Ele não está a partilhar nada com a mulher, nem a criar naturalmente emoções positivas nela. O que ele está a fazer é uma pura e clara tentativa de manipulação “Eu dou-lhe validação e depois ela também me vai dar...”.

Ele está completamente dentro da cabeça onde tudo fora dela é um monsto assustador do qual se tem de fugir, e validação é como oxigénio que precisa de ser respirado todos os segundos.

Dar validação apenas alimenta o ego a outro ser humano... não cria atracção. Nada tem a ver com desejo sexual que leva à intimidade (namoro ou relação íntima).

Não podes convencer logicamente ninguém a sentir-se atraído por ti. Ou és naturalmente atraente ou tudo será um plano de manipulação que até pode resultar a curto prazo, mas a longo prazo só atrai e cria mediocridade e problemas.

Isto funciona assim: se não há polaridade masculino/feminino não há atracção. Se não há atracção, não há desejo sexual. Se não há desejo sexual o homem e a mulher serão apenas amigos. Bons amigos... mas apenas amigos. Não haverá qualquer ligação física ou intimidade. E não interessa o quanto gostam um do outro, se um não for masculino e o outro feminino, jamais haverá sexo entre ambos. Sem esta atracção não há intimidade nem namoro, apenas amizade.

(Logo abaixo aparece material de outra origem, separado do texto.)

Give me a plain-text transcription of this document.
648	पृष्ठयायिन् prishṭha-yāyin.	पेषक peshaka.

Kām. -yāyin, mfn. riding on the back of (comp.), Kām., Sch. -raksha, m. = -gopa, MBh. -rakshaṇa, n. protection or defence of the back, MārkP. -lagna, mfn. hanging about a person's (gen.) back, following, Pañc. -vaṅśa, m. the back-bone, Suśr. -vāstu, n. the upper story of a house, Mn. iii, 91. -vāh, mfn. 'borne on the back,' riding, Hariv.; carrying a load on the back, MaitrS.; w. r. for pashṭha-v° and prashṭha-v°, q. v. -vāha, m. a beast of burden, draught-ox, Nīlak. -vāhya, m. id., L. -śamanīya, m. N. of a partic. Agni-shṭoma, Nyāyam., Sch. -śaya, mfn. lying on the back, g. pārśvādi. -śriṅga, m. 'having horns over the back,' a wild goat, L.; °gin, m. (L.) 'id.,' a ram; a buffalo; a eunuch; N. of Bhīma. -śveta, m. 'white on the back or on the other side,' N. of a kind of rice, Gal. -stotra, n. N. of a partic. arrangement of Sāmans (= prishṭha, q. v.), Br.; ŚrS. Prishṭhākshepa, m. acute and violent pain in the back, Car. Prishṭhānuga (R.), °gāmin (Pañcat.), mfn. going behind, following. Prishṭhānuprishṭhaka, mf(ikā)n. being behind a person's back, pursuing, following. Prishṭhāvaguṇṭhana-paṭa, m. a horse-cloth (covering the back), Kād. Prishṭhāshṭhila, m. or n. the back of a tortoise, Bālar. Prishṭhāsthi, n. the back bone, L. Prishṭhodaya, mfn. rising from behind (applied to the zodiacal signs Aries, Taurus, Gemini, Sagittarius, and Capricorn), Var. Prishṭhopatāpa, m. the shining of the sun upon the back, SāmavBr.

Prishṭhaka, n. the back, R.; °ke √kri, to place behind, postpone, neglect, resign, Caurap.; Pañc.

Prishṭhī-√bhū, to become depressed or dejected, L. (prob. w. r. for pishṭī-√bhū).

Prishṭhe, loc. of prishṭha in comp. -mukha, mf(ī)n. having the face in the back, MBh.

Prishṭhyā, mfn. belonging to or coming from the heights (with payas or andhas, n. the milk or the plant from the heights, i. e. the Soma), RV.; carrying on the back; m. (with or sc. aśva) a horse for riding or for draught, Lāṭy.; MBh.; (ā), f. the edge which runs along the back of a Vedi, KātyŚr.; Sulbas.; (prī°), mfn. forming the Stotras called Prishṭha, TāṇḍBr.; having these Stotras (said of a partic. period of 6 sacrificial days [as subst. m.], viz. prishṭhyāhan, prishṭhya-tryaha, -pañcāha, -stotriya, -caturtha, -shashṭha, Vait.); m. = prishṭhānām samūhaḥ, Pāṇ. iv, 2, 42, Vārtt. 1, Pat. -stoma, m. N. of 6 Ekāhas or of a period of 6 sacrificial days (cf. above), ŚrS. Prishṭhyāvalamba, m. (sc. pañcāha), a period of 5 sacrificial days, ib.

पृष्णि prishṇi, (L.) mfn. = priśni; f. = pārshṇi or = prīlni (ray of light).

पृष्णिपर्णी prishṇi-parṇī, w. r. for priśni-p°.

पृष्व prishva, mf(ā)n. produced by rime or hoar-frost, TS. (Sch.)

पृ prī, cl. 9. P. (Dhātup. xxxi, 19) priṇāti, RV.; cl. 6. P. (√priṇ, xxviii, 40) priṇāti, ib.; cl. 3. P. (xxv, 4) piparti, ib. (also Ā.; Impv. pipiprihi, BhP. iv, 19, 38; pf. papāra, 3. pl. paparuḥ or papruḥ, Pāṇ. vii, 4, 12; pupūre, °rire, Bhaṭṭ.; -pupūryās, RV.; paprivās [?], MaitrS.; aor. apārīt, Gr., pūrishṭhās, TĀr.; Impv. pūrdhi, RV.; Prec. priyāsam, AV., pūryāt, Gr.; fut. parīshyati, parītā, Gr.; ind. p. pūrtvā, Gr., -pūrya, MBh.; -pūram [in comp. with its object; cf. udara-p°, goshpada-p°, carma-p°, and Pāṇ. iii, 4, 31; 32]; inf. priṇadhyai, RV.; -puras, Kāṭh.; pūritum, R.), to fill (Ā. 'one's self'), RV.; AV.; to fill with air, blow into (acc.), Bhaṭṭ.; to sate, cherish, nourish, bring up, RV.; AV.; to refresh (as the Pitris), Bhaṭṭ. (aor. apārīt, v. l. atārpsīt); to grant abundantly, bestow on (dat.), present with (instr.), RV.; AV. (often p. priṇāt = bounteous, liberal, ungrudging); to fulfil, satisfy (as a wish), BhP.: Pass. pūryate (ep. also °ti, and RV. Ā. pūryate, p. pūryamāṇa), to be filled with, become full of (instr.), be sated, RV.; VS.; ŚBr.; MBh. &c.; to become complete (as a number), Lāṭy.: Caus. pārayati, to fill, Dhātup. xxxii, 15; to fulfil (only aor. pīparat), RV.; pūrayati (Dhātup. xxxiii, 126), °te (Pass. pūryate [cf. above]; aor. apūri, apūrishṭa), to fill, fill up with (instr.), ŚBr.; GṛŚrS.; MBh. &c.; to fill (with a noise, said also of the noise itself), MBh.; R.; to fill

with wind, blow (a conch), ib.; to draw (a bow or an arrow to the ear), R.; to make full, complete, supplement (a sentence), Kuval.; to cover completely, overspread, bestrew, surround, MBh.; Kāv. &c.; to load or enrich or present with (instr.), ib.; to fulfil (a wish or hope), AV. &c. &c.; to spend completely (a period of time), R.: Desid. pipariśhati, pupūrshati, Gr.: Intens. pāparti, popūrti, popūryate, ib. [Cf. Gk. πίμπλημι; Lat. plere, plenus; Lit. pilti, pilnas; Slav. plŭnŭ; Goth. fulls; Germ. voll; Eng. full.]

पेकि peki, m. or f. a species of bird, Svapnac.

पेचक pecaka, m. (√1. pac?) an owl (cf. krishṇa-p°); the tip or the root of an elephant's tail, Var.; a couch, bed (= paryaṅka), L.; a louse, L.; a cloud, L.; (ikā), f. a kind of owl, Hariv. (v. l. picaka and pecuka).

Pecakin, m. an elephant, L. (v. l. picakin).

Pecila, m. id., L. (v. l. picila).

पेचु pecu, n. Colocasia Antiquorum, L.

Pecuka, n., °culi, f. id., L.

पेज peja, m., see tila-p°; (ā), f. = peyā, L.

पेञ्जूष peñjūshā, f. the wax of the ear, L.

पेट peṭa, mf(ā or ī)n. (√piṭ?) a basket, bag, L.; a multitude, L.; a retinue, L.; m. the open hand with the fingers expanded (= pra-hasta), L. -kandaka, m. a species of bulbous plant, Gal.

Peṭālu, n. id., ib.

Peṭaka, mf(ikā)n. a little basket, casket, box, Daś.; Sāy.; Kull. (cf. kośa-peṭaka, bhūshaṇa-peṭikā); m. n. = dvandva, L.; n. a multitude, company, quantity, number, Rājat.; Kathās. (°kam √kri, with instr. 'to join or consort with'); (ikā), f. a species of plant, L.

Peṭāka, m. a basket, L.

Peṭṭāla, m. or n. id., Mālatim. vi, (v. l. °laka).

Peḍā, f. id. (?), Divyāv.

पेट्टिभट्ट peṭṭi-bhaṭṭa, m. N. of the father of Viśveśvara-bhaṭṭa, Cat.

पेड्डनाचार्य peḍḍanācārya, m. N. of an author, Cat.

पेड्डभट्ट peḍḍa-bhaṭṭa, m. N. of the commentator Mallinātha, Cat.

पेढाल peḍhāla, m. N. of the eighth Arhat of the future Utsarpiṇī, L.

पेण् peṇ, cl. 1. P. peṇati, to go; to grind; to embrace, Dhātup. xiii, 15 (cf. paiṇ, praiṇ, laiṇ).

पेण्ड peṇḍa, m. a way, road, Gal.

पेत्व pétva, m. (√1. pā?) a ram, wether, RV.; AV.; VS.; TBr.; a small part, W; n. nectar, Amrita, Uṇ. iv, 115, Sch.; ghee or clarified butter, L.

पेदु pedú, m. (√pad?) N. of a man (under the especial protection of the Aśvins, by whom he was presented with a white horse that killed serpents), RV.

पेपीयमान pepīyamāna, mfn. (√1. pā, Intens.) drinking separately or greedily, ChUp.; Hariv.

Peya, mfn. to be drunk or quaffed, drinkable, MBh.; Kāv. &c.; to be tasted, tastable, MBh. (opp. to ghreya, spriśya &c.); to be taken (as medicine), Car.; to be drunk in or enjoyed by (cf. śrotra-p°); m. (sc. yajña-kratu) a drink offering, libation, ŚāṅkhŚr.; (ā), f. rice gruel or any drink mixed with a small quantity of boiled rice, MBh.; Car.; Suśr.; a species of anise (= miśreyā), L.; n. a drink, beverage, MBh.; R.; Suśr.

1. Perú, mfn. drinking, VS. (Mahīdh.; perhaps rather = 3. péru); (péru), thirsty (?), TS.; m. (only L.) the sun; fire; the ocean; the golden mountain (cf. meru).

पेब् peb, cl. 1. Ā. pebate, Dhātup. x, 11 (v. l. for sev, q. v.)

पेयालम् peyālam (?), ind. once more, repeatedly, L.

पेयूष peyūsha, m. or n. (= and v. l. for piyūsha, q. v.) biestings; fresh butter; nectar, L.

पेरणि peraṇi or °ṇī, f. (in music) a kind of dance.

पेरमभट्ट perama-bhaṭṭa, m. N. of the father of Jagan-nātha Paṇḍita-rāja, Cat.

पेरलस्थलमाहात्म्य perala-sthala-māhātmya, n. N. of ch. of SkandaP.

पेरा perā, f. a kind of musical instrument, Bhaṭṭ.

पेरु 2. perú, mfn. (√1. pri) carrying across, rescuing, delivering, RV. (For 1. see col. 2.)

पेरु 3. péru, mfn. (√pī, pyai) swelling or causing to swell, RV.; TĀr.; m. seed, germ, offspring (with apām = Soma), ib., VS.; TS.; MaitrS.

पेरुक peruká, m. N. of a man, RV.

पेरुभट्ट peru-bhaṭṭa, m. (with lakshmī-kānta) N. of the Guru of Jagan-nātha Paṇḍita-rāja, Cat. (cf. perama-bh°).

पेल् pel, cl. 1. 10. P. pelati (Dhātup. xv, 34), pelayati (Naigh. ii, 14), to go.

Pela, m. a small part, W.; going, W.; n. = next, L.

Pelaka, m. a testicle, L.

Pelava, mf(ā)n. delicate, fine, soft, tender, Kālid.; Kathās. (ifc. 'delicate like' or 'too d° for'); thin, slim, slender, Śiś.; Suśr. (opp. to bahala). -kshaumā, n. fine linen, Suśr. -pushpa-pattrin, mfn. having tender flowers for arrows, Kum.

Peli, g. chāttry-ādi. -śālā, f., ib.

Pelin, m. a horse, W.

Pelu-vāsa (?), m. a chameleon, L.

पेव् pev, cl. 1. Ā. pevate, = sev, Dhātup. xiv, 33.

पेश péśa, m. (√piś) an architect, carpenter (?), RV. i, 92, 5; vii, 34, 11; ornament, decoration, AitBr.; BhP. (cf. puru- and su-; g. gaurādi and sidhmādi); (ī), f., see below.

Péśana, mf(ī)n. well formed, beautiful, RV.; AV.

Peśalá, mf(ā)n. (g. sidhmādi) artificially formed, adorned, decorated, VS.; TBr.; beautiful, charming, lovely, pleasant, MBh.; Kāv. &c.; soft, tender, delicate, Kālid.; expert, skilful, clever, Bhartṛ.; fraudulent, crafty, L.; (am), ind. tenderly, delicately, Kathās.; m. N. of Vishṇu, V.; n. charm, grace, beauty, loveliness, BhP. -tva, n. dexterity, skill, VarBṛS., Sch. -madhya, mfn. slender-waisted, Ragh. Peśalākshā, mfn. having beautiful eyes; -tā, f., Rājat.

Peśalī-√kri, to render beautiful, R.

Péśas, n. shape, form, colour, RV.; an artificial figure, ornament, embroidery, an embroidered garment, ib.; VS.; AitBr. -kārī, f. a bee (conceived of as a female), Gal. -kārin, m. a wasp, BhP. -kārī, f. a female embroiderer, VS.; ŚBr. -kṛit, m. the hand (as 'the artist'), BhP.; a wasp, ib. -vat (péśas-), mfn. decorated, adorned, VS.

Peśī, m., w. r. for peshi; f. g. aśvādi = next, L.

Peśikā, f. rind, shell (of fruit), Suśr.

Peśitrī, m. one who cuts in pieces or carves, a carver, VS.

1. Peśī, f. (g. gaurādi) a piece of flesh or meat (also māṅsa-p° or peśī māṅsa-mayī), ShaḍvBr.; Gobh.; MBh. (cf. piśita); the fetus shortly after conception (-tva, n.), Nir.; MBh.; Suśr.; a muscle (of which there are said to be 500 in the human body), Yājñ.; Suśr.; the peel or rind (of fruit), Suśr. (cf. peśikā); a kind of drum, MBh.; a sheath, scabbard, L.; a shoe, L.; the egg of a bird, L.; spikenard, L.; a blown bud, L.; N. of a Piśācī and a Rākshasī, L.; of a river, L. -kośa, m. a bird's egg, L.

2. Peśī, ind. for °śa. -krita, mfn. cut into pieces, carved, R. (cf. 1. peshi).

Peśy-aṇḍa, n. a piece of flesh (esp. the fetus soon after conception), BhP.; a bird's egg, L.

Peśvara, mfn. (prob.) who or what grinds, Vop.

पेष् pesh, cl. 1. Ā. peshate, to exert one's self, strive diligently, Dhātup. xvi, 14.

Bombardear alguém com validação apenas resulta em pessoas de baixa auto-estima, que também andam a correr atrás de validação exterior, e que não têm opções na sua vida amorosa nem as sabem criar.

Mas o que vai acontecer é que a relação será um negócio/jogo de validação... não há atracção, e mesmo que haja, partilha e compaixão de certeza que não existem. Porque isso exige qualidades específicas que só uma libertação do ego permite ter.

É tudo infelizmente um jogo de poder, controlo e inseguranças, troca de validação, caos e discussões, e uma infeliz ilusão de que isso é amor.

Enfim, é o que temos por agora. Claro que isto não são todas as relações... são “apenas” as relações de 96% dos seres humanos.

A sociedade e a cultura precisam de evoluir para um novo nível de consciência no qual as grandes verdades sobre o ser humano, a vida e atracção são senso comum.

Mas isso ainda vai levar o seu tempo. Por isso começa por ti e vai criando a tua vida.

Voltando ao plano do nosso amigo sexualmente frustrado:

Repara bem que ele não faz a mínima ideia de como ela é... ele nunca esteve a sós com ela numa saída. Ele não faz a mínima ideia de que tipo de vida ela tem... quais são as suas qualidades e valores. Ele viu-a, conhece-a de vista (atenção: de vista!!) e já a quer. Mas... será que ela é honesta? Será que ela tem auto-estima? Será que ela é uma pessoa positiva?

Bem... talvez na sequela do filme eles nos demonstrem isso. Porque a única coisa que ele sabe sobre ela é...

Como é o seu corpo.

Ele não sabe mais nada. E a verdade é que nem quer saber. Ele só quer é obter a validação dela, e tudo o resto são idealizações e fantasias criadas através dessa necessidade.

Não há qualquer selecção no que ele faz, é o “tudo ao calhas”. E isso demonstra à mulher uma completa ausência de auto-respeito e claro, de auto-estima. E isso é repelente.

Poderia dizer muito mais sobre este tipo de filmes e a atitude deste tipo de personagem nestas situações. Mas o importante que deves reter hoje é que perseguir uma mulher e tentar convencê-la a aceitar-te como seu namorado ou parceiro íntimo... não resulta. Aliás, resulta: no tipo errado de mulher.

Então o que resulta?

Ser naturalmente atraente. Desenvolver uma personalidade naturalmente atraente. Começa por gostar de ti. Amor é algo que crias dentro de ti, e através do qual depois funcionas na vida e lidas com todas as pessoas. Não é algo que se vai buscar a outro ser humano, ou algo que só outro ser humano te pode dar para teres... é algo que crias dentro de ti e sentes constantemente em relação a ti. Só depois o podes sentir em relação aos outros... e atraí-los naturalmente sem manipulações e desonestidade, e sem atitudes disfuncionais de auto-inferiorização.